On Tue, May 26, 2026 at 8:45 AM Paulo Fernando Barbosa Duarte
<[email protected]> wrote:
> On 24 May 2026, at 21:55, Jessica Clarke <[email protected]> wrote:
> > Would it not be more appropriate to fix MIG to respect alignment
> > requirements rather than hack around it by ignoring the unaligned data?

> Jessica, I investigated it and unfortunately this alignment issue cannot be 
> solved by MIG alone,
> the current used RPC pass the data to the kernel in a byte array and the 
> alignment is incorrect.
> I managed to add support to int __128 locally, but I would still need create 
> a new RPC to ensure
> the alignment, the main issue is this would require to many ports in a lot of 
> userspace, so I
> decided not to go in that direction.

> Sergey your input here would also be appreciated.

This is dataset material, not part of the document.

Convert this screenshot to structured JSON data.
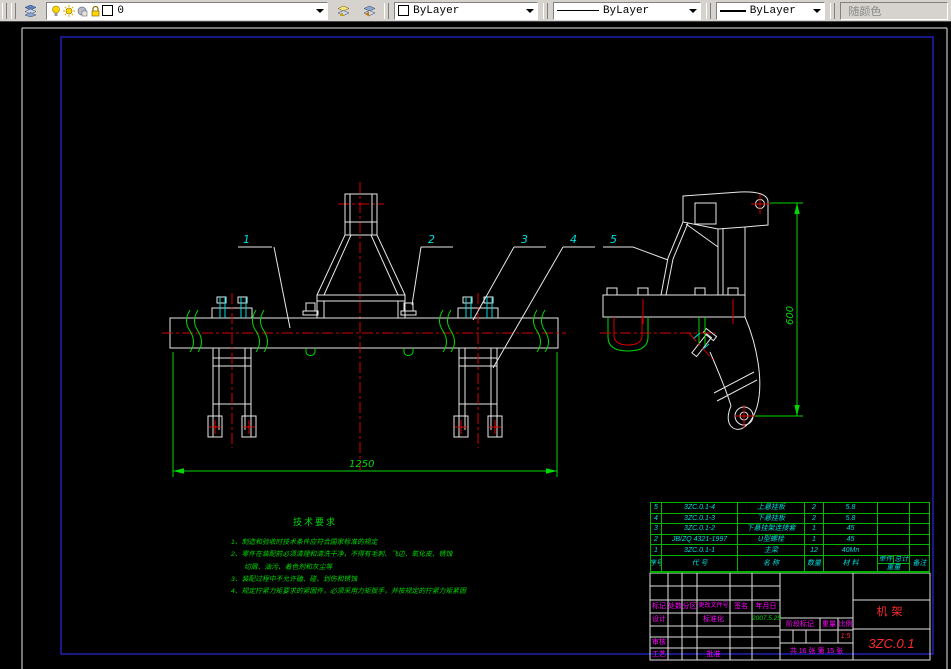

I don't really remember :|

Jess is right that generally, fixing the underlying cause is better
than adding workarounds. But in this case, thread_set_state is a
generic API that is defined to work on a thread_state_t, which is an
array[*:1024] of natural_t. So MIG cannot be blamed for not aligning
it for int128.

What I don't remember is how MIG decides whether to pass data in-line
or out-of-line. Is it dependent on size (i.e. new_state_count)? And if
the data is transferred out-of-line, does the kernel just get a
pointer into the user's page? -- possibly unaligned?

Also pay attention to thread_set_self_state, that too only does
natural_t alignment. And that evidently worked for me, since sigreturn
definitely restores the float registers state (see
sysdeps/mach/hurd/aarch64/sigreturn.c:__sigreturn2).

I wonder, does your compiler perhaps want a different alignment for
__int128 than mine did? Are you (not) using aarch64-gnu-gcc?